FIG. 1 is a system diagram of a thermal head 11 according to an embodiment of the present invention.

FIG. 2 is a sectional view of the thermal head 11;

FIG. 3 is a graph illustrating characteristics of a photosensitive layer 14.

FIG. 4 is a system diagram showing a configuration of another embodiment of the present invention.

FIG. 5 is a perspective view of a thermal head 1 of a conventional example.

[Explanation of symbols]

 DESCRIPTION OF SYMBOLS 11 Thermal head 12 Transparent substrate 13 Transparent electrode layer 14 Photosensitive layer 15 Heating resistor layer 16 Common electrode layer 20 Heating means 21 Laser light generator 22 Reflector 25 Power supply 27 Fluorescent layer 28 Electron gun

Claims (1)

(57) [Claims] 1. A transparent electrode layer, a photosensitive layer made of a material whose specific resistance decreases upon exposure to light, a heating resistor layer, a ground electrode layer held at a ground potential, and a protective layer are sequentially formed on an electrically insulating transparent substrate.
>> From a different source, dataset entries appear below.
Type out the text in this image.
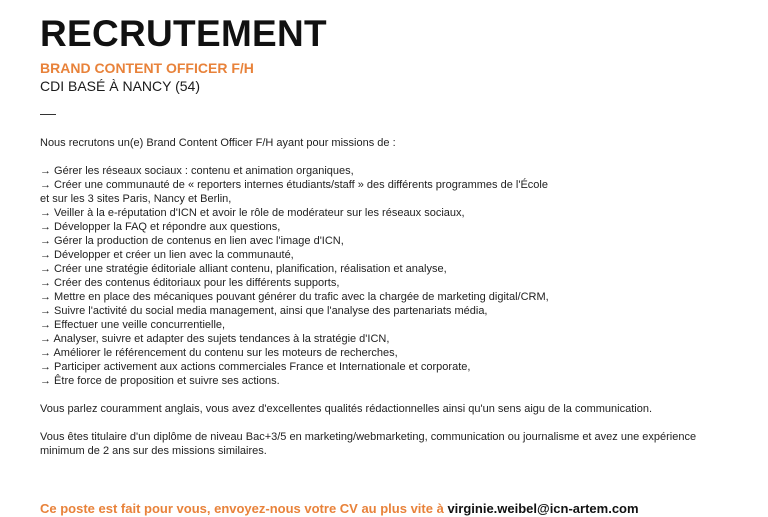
RECRUTEMENT
BRAND CONTENT OFFICER F/H
CDI BASÉ À NANCY (54)

Nous recrutons un(e) Brand Content Officer F/H ayant pour missions de :

→ Gérer les réseaux sociaux : contenu et animation organiques,
→ Créer une communauté de « reporters internes étudiants/staff » des différents programmes de l'École
et sur les 3 sites Paris, Nancy et Berlin,
→ Veiller à la e-réputation d'ICN et avoir le rôle de modérateur sur les réseaux sociaux,
→ Développer la FAQ et répondre aux questions,
→ Gérer la production de contenus en lien avec l'image d'ICN,
→ Développer et créer un lien avec la communauté,
→ Créer une stratégie éditoriale alliant contenu, planification, réalisation et analyse,
→ Créer des contenus éditoriaux pour les différents supports,
→ Mettre en place des mécaniques pouvant générer du trafic avec la chargée de marketing digital/CRM,
→ Suivre l'activité du social media management, ainsi que l'analyse des partenariats média,
→ Effectuer une veille concurrentielle,
→ Analyser, suivre et adapter des sujets tendances à la stratégie d'ICN,
→ Améliorer le référencement du contenu sur les moteurs de recherches,
→ Participer activement aux actions commerciales France et Internationale et corporate,
→ Être force de proposition et suivre ses actions.

Vous parlez couramment anglais, vous avez d'excellentes qualités rédactionnelles ainsi qu'un sens aigu de la communication.

Vous êtes titulaire d'un diplôme de niveau Bac+3/5 en marketing/webmarketing, communication ou journalisme et avez une expérience minimum de 2 ans sur des missions similaires.

Ce poste est fait pour vous, envoyez-nous votre CV au plus vite à virginie.weibel@icn-artem.com
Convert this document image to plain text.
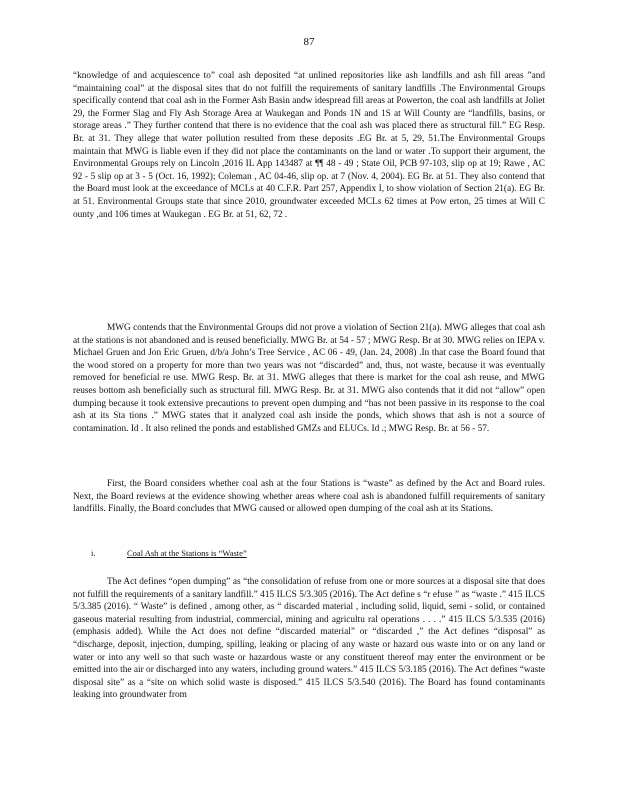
87

“knowledge of and acquiescence to” coal ash deposited “at unlined repositories like ash landfills and ash fill areas ”and “maintaining coal” at the disposal sites that do not fulfill the requirements of sanitary landfills .The Environmental Groups specifically contend that coal ash in the Former Ash Basin andw idespread fill areas at Powerton, the coal ash landfills at Joliet 29, the Former Slag and Fly Ash Storage Area at Waukegan and Ponds 1N and 1S at Will County are “landfills, basins, or storage areas .” They further contend that there is no evidence that the coal ash was placed there as structural fill.” EG Resp. Br. at 31. They allege that water pollution resulted from these deposits .EG Br. at 5, 29, 51.The Environmental Groups maintain that MWG is liable even if they did not place the contaminants on the land or water .To support their argument, the Environmental Groups rely on Lincoln ,2016 IL App 143487 at ¶¶ 48 - 49 ; State Oil, PCB 97-103, slip op at 19; Rawe , AC 92 - 5 slip op at 3 - 5 (Oct. 16, 1992); Coleman , AC 04-46, slip op. at 7 (Nov. 4, 2004). EG Br. at 51. They also contend that the Board must look at the exceedance of MCLs at 40 C.F.R. Part 257, Appendix I, to show violation of Section 21(a). EG Br. at 51. Environmental Groups state that since 2010, groundwater exceeded MCLs 62 times at Pow erton, 25 times at Will C ounty ,and 106 times at Waukegan . EG Br. at 51, 62, 72 .

MWG contends that the Environmental Groups did not prove a violation of Section 21(a). MWG alleges that coal ash at the stations is not abandoned and is reused beneficially. MWG Br. at 54 - 57 ; MWG Resp. Br at 30. MWG relies on IEPA v. Michael Gruen and Jon Eric Gruen, d/b/a John’s Tree Service , AC 06 - 49, (Jan. 24, 2008) .In that case the Board found that the wood stored on a property for more than two years was not “discarded” and, thus, not waste, because it was eventually removed for beneficial re use. MWG Resp. Br. at 31. MWG alleges that there is market for the coal ash reuse, and MWG reuses bottom ash beneficially such as structural fill. MWG Resp. Br. at 31. MWG also contends that it did not “allow” open dumping because it took extensive precautions to prevent open dumping and “has not been passive in its response to the coal ash at its Sta tions .” MWG states that it analyzed coal ash inside the ponds, which shows that ash is not a source of contamination. Id . It also relined the ponds and established GMZs and ELUCs. Id .; MWG Resp. Br. at 56 - 57.

First, the Board considers whether coal ash at the four Stations is “waste” as defined by the Act and Board rules. Next, the Board reviews at the evidence showing whether areas where coal ash is abandoned fulfill requirements of sanitary landfills. Finally, the Board concludes that MWG caused or allowed open dumping of the coal ash at its Stations.

i.	Coal Ash at the Stations is “Waste”

The Act defines “open dumping” as “the consolidation of refuse from one or more sources at a disposal site that does not fulfill the requirements of a sanitary landfill.” 415 ILCS 5/3.305 (2016). The Act define s “r efuse ” as “waste .” 415 ILCS 5/3.385 (2016). “ Waste” is defined , among other, as “ discarded material , including solid, liquid, semi - solid, or contained gaseous material resulting from industrial, commercial, mining and agricultu ral operations . . . .” 415 ILCS 5/3.535 (2016) (emphasis added). While the Act does not define “discarded material” or “discarded ,” the Act defines “disposal” as “discharge, deposit, injection, dumping, spilling, leaking or placing of any waste or hazard ous waste into or on any land or water or into any well so that such waste or hazardous waste or any constituent thereof may enter the environment or be emitted into the air or discharged into any waters, including ground waters.” 415 ILCS 5/3.185 (2016). The Act defines “waste disposal site” as a “site on which solid waste is disposed.” 415 ILCS 5/3.540 (2016). The Board has found contaminants leaking into groundwater from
A heat generating means provided, and selectively irradiating light to the photosensitive layer through a transparent substrate and a transparent electrode layer while sliding a heat-sensitive recording medium on the protective layer to partially reduce the specific resistance of the photosensitive layer. And
The heat-generating resistor layer between the transparent electrode layer and the ground electrode layer is energized to partially generate heat in the heat-generating resistor layer, and the heat is transferred to the heat-sensitive recording medium to perform thermal printing. Thermal head.